Con la copia cartacea del libro la rivendita della mia copia privata era concessa, prendevo accordi nei mercatini dell’usato, avendo acquistato i diritti sulla copia cartacea ed essendone diventato il proprietario a tutti gli effetti, potevo rivendere quella singola copia usata ad altri che ne fossero interessati.  Ma il licenziatario, ammettendo che in questi casi si parli di licenza perché andiamo avanti per interpretazioni, non avendo riferimenti normativi certi, può arrogarsi in automatico questo diritto? Possiamo applicare anche al digitale il diritto di copia privata valevole per il mercato cartaceo, in base al quale l’autore “esaurisce” i propri diritti sulla copia venduta e chi la compra può farne ciò che vuole?

Secondo la CGE, in relazione ai programmi per elaboratore – caso Oracle/ Usedsoft – chi vende un programma con la relativa licenza d’uso non può opporsi alla sua successiva rivendita di seconda mano, perché varrebbero, per chi scarica con download un software dalla rete, le medesime regole relative ai supporti materiali.

Nel comunicato della Corte del 3 Luglio 2012 si leggeva in merito: “Quando il detentore di diritti di copyright permette ad un suo cliente di fruire di una copia – tangibile o intangibile – e contestualmente conclude, dietro pagamento, un accordo di licenza che garantisce al cliente i diritti di usare quella copia per un periodo di tempo illimitato, il detentore dei diritti vende la copia al cliente e pertanto secondo il principio dell’esaurimento, esaurisce i suoi diritti esclusivi di distribuzione. Questa transazione implica un trasferimento dei diritti di proprietà della copia. Pertanto, anche se gli accordi di licenza negano un ulteriore trasferimento, il detentore dei diritti non può opporsi alla rivendita di quella copia”.

La predetta decisione varrebbe dunque anche per l’e-book? L’utente che acquista un e-book, un file musicale, ecc diventa proprietario dei diritti sul contenuto del file e non mero licenziatario?

Quello che si potrebbe pensare, finchè si naviga in acque normativamente lacunose, con l’intento di fuorviare ogni dubbio interpretativo, è che ogni piattaforma di bazar del libro digitale usato, quando queste verranno ad esistenza (perché comunque nasceranno … è l’evoluzione della specie e del progresso, è inutile che continuiamo a prenderci in giro) potrà opportunamente prendere accordi con gli autori, o con le loro associazioni e, tra le altre, inserire nei contratti una clausola riguardante la possibilità di concedere questo diritto di vendita unitaria agli utenti, con la garanzia della presenza su tali piattaforme di vendita dell’usato di strumenti di sicurezza che evitino vendite plurime in capo ad un singolo soggetto e che impediscano la perdita incontrollata dei contenuti, anche imponendo il pagamento di una penale, in caso di danno dovuto all’assenza o alla carenza di tali strumenti di sicurezza.
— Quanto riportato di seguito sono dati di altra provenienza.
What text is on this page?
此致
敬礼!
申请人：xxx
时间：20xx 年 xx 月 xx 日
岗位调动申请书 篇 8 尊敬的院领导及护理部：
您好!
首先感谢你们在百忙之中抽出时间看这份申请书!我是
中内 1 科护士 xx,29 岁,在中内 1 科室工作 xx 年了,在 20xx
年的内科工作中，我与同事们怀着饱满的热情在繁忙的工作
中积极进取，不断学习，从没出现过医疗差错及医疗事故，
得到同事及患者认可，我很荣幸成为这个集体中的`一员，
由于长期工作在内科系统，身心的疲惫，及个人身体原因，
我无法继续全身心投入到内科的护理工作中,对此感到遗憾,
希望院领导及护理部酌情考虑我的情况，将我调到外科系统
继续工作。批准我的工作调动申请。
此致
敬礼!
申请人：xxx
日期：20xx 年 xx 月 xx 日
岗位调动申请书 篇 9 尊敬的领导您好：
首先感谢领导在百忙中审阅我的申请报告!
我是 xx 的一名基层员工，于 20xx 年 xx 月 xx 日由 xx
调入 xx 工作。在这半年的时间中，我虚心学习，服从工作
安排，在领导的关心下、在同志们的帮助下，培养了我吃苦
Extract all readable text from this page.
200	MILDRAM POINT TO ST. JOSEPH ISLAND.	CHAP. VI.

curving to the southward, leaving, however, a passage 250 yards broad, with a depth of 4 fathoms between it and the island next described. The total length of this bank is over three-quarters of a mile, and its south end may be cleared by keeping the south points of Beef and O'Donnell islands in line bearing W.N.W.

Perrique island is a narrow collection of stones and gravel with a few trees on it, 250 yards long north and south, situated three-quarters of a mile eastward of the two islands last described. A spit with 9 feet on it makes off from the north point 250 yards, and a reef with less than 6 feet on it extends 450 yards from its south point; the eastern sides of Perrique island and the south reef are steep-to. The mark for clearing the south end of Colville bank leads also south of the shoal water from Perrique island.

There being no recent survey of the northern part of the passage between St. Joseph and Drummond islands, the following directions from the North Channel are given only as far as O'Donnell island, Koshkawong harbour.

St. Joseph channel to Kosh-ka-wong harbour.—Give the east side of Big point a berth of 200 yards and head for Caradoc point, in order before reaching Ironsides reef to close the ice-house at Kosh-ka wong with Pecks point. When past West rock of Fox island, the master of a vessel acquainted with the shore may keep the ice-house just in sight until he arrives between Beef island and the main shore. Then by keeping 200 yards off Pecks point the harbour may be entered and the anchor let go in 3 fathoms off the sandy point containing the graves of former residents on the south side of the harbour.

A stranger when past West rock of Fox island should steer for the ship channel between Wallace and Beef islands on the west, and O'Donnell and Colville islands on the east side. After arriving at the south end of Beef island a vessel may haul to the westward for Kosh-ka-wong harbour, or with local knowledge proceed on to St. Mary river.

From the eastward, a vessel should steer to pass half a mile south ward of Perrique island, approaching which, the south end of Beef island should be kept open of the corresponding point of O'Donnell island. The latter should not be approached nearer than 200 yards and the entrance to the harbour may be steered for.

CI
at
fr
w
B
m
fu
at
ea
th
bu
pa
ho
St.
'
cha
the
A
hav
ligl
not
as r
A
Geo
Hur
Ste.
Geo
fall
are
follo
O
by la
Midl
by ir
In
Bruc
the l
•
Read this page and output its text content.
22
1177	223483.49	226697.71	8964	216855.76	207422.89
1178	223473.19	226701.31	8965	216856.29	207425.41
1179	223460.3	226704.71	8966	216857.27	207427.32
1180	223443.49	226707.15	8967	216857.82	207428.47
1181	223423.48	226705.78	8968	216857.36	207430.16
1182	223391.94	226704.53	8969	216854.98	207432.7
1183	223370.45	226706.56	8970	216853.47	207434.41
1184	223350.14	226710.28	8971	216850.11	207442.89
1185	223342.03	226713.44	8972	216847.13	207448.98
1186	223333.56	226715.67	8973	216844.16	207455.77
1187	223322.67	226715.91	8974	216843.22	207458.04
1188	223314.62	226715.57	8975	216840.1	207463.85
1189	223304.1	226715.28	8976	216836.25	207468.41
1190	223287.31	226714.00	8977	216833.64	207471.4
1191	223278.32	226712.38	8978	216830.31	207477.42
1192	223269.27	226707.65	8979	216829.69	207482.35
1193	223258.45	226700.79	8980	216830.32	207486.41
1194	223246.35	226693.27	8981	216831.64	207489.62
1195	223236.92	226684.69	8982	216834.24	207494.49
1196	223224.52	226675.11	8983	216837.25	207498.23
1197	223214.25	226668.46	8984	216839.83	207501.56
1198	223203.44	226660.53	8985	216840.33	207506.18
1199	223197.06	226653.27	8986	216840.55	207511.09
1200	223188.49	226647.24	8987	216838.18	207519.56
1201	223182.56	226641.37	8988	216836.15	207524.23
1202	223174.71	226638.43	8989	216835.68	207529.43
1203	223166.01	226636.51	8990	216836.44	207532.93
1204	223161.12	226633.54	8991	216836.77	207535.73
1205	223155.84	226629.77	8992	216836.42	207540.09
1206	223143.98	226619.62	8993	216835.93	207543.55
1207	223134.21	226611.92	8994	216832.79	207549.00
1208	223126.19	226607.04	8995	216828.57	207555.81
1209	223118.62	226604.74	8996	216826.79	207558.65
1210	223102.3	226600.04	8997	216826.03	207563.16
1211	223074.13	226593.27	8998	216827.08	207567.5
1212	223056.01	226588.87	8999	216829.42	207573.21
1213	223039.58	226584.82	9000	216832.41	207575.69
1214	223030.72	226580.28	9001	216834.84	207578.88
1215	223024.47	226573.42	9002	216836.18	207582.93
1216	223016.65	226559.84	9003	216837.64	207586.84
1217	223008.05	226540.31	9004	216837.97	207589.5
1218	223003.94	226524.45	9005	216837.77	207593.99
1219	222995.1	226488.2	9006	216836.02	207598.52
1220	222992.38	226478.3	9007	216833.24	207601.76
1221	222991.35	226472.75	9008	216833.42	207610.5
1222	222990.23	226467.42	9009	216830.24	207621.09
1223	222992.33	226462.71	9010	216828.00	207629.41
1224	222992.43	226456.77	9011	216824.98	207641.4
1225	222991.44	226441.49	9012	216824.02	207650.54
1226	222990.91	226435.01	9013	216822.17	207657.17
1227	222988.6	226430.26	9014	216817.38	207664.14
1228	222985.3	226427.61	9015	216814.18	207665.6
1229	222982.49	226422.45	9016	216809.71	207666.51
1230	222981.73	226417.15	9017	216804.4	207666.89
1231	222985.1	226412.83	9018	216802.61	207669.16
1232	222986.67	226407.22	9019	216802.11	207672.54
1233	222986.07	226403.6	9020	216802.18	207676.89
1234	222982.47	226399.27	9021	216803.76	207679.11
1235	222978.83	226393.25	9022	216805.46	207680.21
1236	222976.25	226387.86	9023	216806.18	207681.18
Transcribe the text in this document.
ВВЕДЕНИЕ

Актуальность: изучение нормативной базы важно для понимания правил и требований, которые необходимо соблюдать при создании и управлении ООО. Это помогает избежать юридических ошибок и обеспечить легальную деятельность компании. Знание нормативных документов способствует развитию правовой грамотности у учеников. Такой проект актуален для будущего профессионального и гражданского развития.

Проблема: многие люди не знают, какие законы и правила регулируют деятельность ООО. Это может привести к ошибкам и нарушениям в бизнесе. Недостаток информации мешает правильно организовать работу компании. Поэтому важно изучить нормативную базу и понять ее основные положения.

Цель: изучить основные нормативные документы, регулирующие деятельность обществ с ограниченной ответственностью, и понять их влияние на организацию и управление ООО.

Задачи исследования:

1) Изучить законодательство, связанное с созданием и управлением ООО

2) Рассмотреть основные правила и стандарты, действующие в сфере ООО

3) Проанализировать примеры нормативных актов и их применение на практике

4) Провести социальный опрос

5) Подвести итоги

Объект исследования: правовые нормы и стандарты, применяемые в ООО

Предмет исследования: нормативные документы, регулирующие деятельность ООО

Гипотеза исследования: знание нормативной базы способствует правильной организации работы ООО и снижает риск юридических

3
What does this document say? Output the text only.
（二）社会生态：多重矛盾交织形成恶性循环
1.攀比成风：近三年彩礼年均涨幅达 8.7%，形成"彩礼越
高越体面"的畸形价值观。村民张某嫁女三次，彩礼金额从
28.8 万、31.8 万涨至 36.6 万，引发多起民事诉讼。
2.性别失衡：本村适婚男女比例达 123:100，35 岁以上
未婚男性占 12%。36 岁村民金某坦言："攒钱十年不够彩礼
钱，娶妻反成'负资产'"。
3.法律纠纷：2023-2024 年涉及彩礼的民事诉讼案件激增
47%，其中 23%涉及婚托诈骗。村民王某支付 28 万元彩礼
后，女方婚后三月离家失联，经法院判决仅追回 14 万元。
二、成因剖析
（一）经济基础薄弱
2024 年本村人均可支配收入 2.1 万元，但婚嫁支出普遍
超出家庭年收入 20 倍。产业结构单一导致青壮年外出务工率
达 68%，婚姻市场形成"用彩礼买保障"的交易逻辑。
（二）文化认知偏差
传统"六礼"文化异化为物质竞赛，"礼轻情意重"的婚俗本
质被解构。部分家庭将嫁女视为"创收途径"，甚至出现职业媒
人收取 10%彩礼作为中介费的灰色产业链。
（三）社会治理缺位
Come si muoveranno le big “A”, Amazon ed Apple, che si candidano a diventare le future case editoriali? Potrebbero stilare accordi con gli autori, farsi concedere il consenso alla vendita di seconda mano, riconoscendo loro un compenso sulle compravendite.

Ad avviso di chi scrive, il mercato editoriale non sparirà del tutto, ci saranno semplicemente nuove forme di editori. Occorrerà prestare attenzione e scongiurare la creazione di oligopoli intorno a tali mercati. E soprattutto riscrivere immediatamente le leggi sul diritto d’autore, fornire nuove definizioni giuridiche che si adeguino al nuovo, a quello che sta avvenendo in rete.

Nuove norme che rispondano chiaramente a domande del tipo: se acquisto un e-book, sono il proprietario del contenuto di quel file (non potendo parlare di copia, perché sappiamo che nel digitale non esiste più la differenza tra originale e copia) e posso rivenderlo senza consenso dell’autore una sola volta, perché vale anche nel mondo immateriale il principio dell’esaurimento, come ha spiegato la CGE nel caso Oracle? Sono il licenziatario e posso solo fruirne, dovendo chiedere il consenso all’autore, o a chi per lui, per poter sfruttare economicamente quel contenuto? di quali diritti dispongo esattamente, oltre la mera fruizione? Posso cedere a scopo di lucro il contenuto una sola volta, ovvero ne ho il diritto a priori, o devo chiedere il consenso preventivo all’autore?

Queste sono solo alcune di quelle domande che il legislatore dovrebbe chiarire, fornendo regole indiscusse sul diritto d’autore.